Learning objectives

  • Implement the CQL loss: add a term that penalizes Q-values for actions drawn from the current policy (or a uniform distribution) so that Q is lower for out-of-distribution actions.
  • Apply CQL to the offline dataset from Chapter 71 and train an offline SAC (or similar) with the CQL regularizer.
  • Compare the learned policy’s evaluation return and Q-values with naive SAC on the same dataset.
  • Explain why penalizing Q for OOD actions helps avoid overestimation and improves offline performance.
  • Relate CQL to recommendation and healthcare where we must learn from fixed logs without overestimating unseen actions.

Concept and real-world RL

Conservative Q-Learning (CQL) modifies the Q-learning objective so that Q-values for out-of-distribution (OOD) actions are penalized (pushed down). The typical formulation adds a term that increases the Q-loss when Q(s, a) is large for actions a sampled from the current policy (or a uniform distribution), while keeping Q(s, a) accurate for (s, a) in the dataset. This reduces overestimation for actions the agent would take but that are under-represented in the data. In recommendation and healthcare, we need to learn from historical data without recommending or prescribing actions that the data does not support; CQL-style conservatism is one approach.
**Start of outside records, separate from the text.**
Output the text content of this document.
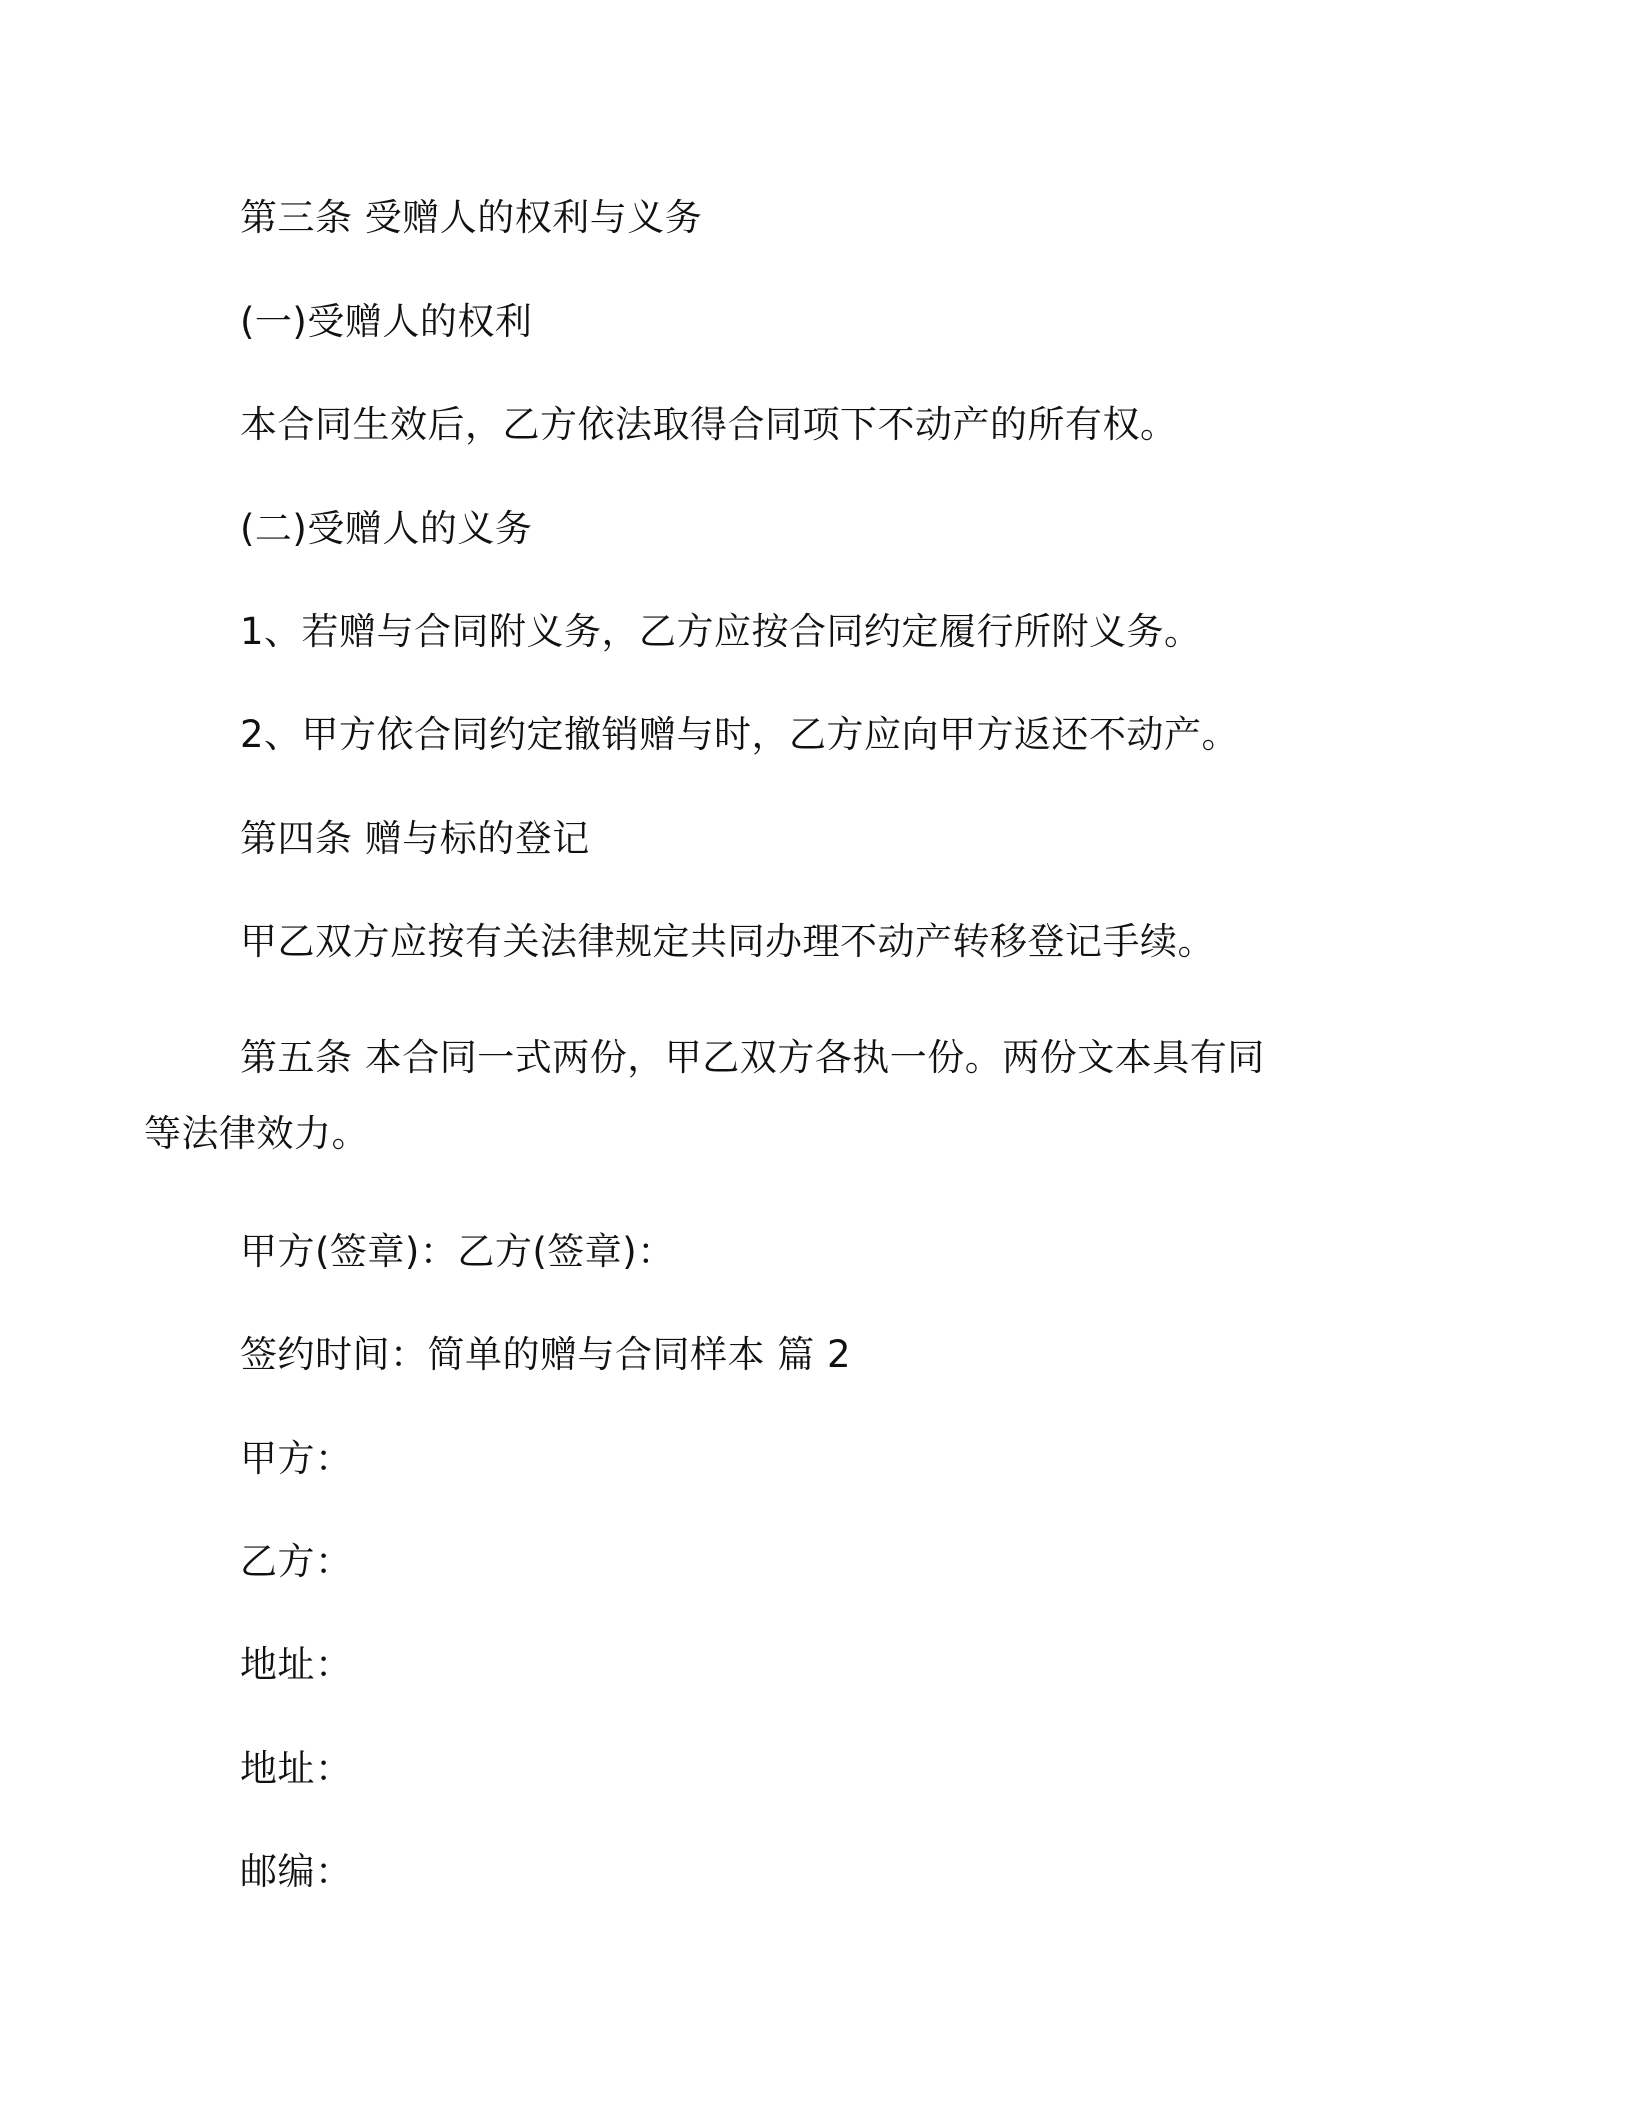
第三条 受赠人的权利与义务
(一)受赠人的权利
本合同生效后，乙方依法取得合同项下不动产的所有权。
(二)受赠人的义务
1、若赠与合同附义务，乙方应按合同约定履行所附义务。
2、甲方依合同约定撤销赠与时，乙方应向甲方返还不动产。
第四条 赠与标的登记
甲乙双方应按有关法律规定共同办理不动产转移登记手续。
第五条 本合同一式两份，甲乙双方各执一份。两份文本具有同等法律效力。
甲方(签章)：乙方(签章)：
签约时间：简单的赠与合同样本 篇 2
甲方：
乙方：
地址：
地址：
邮编：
Where you see this in practice: CQL and related offline RL algorithms (e.g. BRAC, TD3+BC); safe policy learning from logs.
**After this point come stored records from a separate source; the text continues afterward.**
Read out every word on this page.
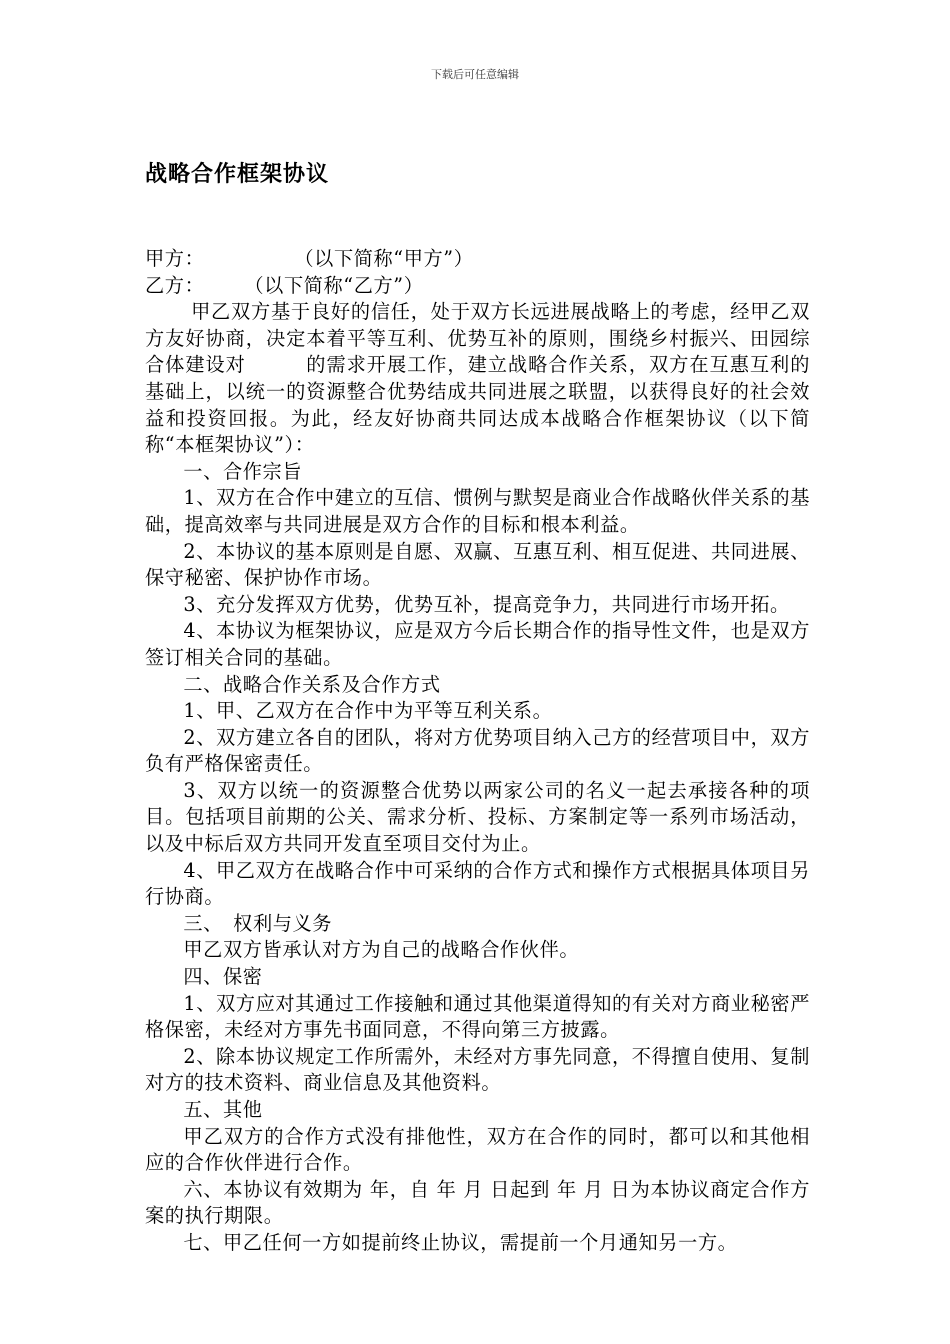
下载后可任意编辑
战略合作框架协议

甲方：	（以下简称“甲方”）

乙方： （以下简称“乙方”）

甲乙双方基于良好的信任，处于双方长远进展战略上的考虑，经甲乙双方友好协商，决定本着平等互利、优势互补的原则，围绕乡村振兴、田园综合体建设对　　　的需求开展工作，建立战略合作关系，双方在互惠互利的基础上，以统一的资源整合优势结成共同进展之联盟，以获得良好的社会效益和投资回报。为此，经友好协商共同达成本战略合作框架协议（以下简称“本框架协议”）：

一、合作宗旨

1、双方在合作中建立的互信、惯例与默契是商业合作战略伙伴关系的基础，提高效率与共同进展是双方合作的目标和根本利益。

2、本协议的基本原则是自愿、双赢、互惠互利、相互促进、共同进展、保守秘密、保护协作市场。

3、充分发挥双方优势，优势互补，提高竞争力，共同进行市场开拓。

4、本协议为框架协议，应是双方今后长期合作的指导性文件，也是双方签订相关合同的基础。

二、战略合作关系及合作方式

1、甲、乙双方在合作中为平等互利关系。

2、双方建立各自的团队，将对方优势项目纳入己方的经营项目中，双方负有严格保密责任。

3、双方以统一的资源整合优势以两家公司的名义一起去承接各种的项目。包括项目前期的公关、需求分析、投标、方案制定等一系列市场活动，以及中标后双方共同开发直至项目交付为止。

4、甲乙双方在战略合作中可采纳的合作方式和操作方式根据具体项目另行协商。

三、　权利与义务

甲乙双方皆承认对方为自己的战略合作伙伴。

四、保密

1、双方应对其通过工作接触和通过其他渠道得知的有关对方商业秘密严格保密，未经对方事先书面同意，不得向第三方披露。

2、除本协议规定工作所需外，未经对方事先同意，不得擅自使用、复制对方的技术资料、商业信息及其他资料。

五、其他

甲乙双方的合作方式没有排他性，双方在合作的同时，都可以和其他相应的合作伙伴进行合作。

六、本协议有效期为 年，自 年 月 日起到 年 月 日为本协议商定合作方案的执行期限。

七、甲乙任何一方如提前终止协议，需提前一个月通知另一方。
Illustration (CQL vs naive): CQL penalizes Q-values for OOD actions, reducing overestimation. The chart below compares mean Q after training (CQL vs naive SAC on same offline data).

Exercise: Implement the CQL loss by adding a term that penalizes Q-values for out-of-distribution actions. Apply it to the offline dataset from Chapter 71 and compare with naive SAC.

Professor’s hints

  • CQL term: E_s[ log sum_a exp(Q(s,a)) - E_a~π [ Q(s,a) ] ] or similar: encourage Q to be lower for policy actions relative to a log-sum-exp over actions. Often implemented as: add to critic loss α * (E[Q(s,a_π)] - E[Q(s,a_data)]), so we penalize Q when it is high for policy samples and reward (reduce loss) when Q is high for data actions. Check the CQL paper for the exact form; a simple version is to add α * mean(Q(s, a_random)) where a_random is from the current policy.
  • α (regularization weight): Tune α; too large and Q is too conservative (underestimate), too small and overestimation remains. Start with α=0.1–1.0 and sweep.
  • Use the same offline dataset as in Chapter 71 (random policy on Hopper) so you can directly compare CQL vs naive SAC evaluation return.
  • Keep the rest of SAC (actor loss, target network, etc.) unchanged; only modify the critic loss.

Common pitfalls

  • Wrong sign of the penalty: CQL should lower Q for OOD actions; double-check that your added term increases the loss when Q(s, π(s)) is large, so that the gradient step reduces Q for those actions.
  • Over-regularization: If α is too large, Q becomes too small everywhere and the policy may become too conservative (e.g. only choose actions that appear very often in the data). Monitor both Q and evaluation return.
  • Sampling OOD actions: You need to sample actions from the current policy (or a uniform distribution over actions) for the penalty; use the actor to generate a for each s in the batch.

Worked solution (warm-up: CQL)Key idea: CQL (Conservative Q-Learning) adds a regularizer that lowers Q-values for actions not in the dataset (e.g. sample \(a\) from the current policy and minimize \(Q(s,a)\)). So the learned Q is conservative: it is high only for (s,a) pairs that appear in the data. The policy then prefers in-distribution actions and avoids overestimated OOD actions. This stabilizes offline RL.

Extra practice

  1. Warm-up: In one sentence, why does penalizing Q(s, π(s)) during training help when the data was collected by a different policy?
  2. Coding: Implement CQL with a simple penalty: loss += α * mean(Q(s, a_π)) where a_π ~ π(·|s). Train on the Chapter 71 offline Hopper dataset. Plot evaluation return vs α ∈ {0, 0.01, 0.1, 1.0}. Which α works best?
  3. Challenge: Implement the full CQL loss from the paper (with log-sum-exp and data expectation). Compare sample efficiency and final return with your simplified penalty.